In comparing, however, man's first ventures by sky with those by sea, we must remember what far greater demand the former must have made upon the spirit of enterprise and daring.

We can picture the earliest sea voyager taking his first lesson astride of a log with one foot on the bottom, and thus proceeding by sure stages till he had built his coracle and learned to paddle it in shoal water. But the case was wholly different when the first frail air ship stood at her moorings with straining gear and fiercely burning furnace, and when the sky sailor knew that no course was left him but to dive boldly up into an element whence there was no stepping back, and separated from earth by a gulf which man instinctively dreads to look down upon.

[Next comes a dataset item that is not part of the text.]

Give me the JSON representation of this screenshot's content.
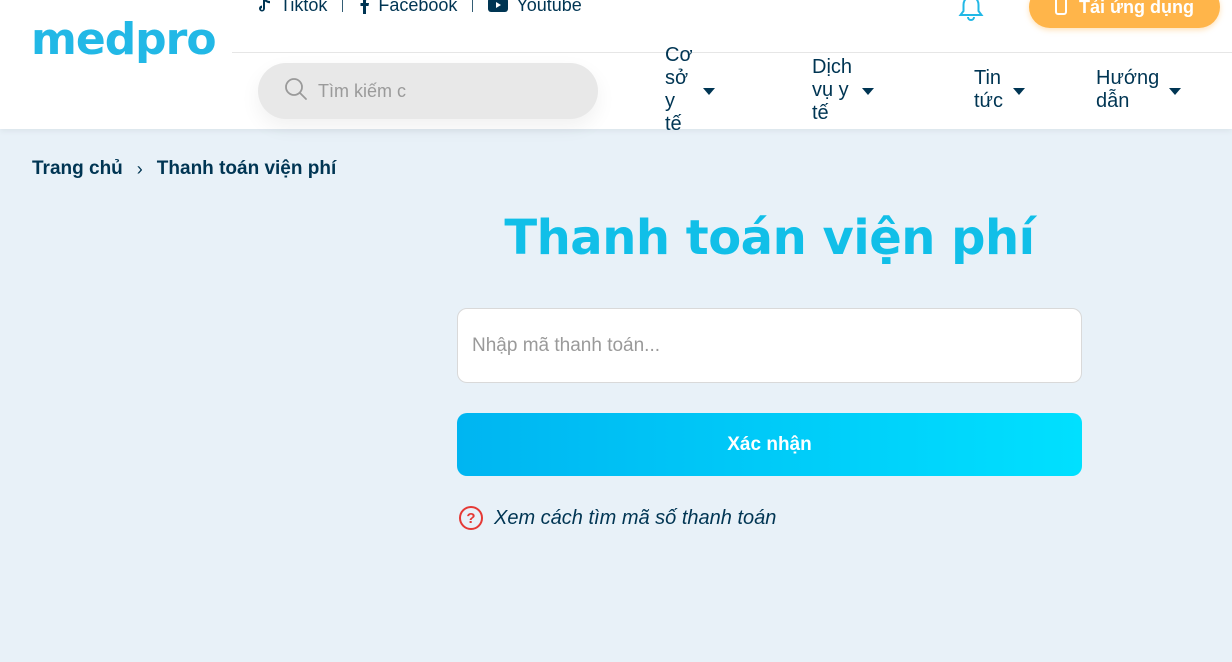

Taking events in their due sequence, we have now to record a voyage which the terrors of sky and sea together combined to make memorable. Winter had come--early January of 1785--when, in spite of short dark days and frosty air, M. Blanchard, accompanied by an American, Dr. Jeffries, determined on an attempt to cross the Channel. They chose the English side, and inflating their balloon with hydrogen at Dover, boldly cast off, and immediately drifted out to sea. Probably they had not paid due thought to the effect of low sun and chilly atmosphere, for their balloon rose sluggishly and began settling down ere little more than a quarter of their course was run. Thereupon they parted with a large portion of their ballast, with the result that they crept on as far as mid-

Channel, when they began descending again, and cast out the residue of their sand, together with some books, and this, too, with the uncomfortable feeling that even these measures would not suffice to secure their safety.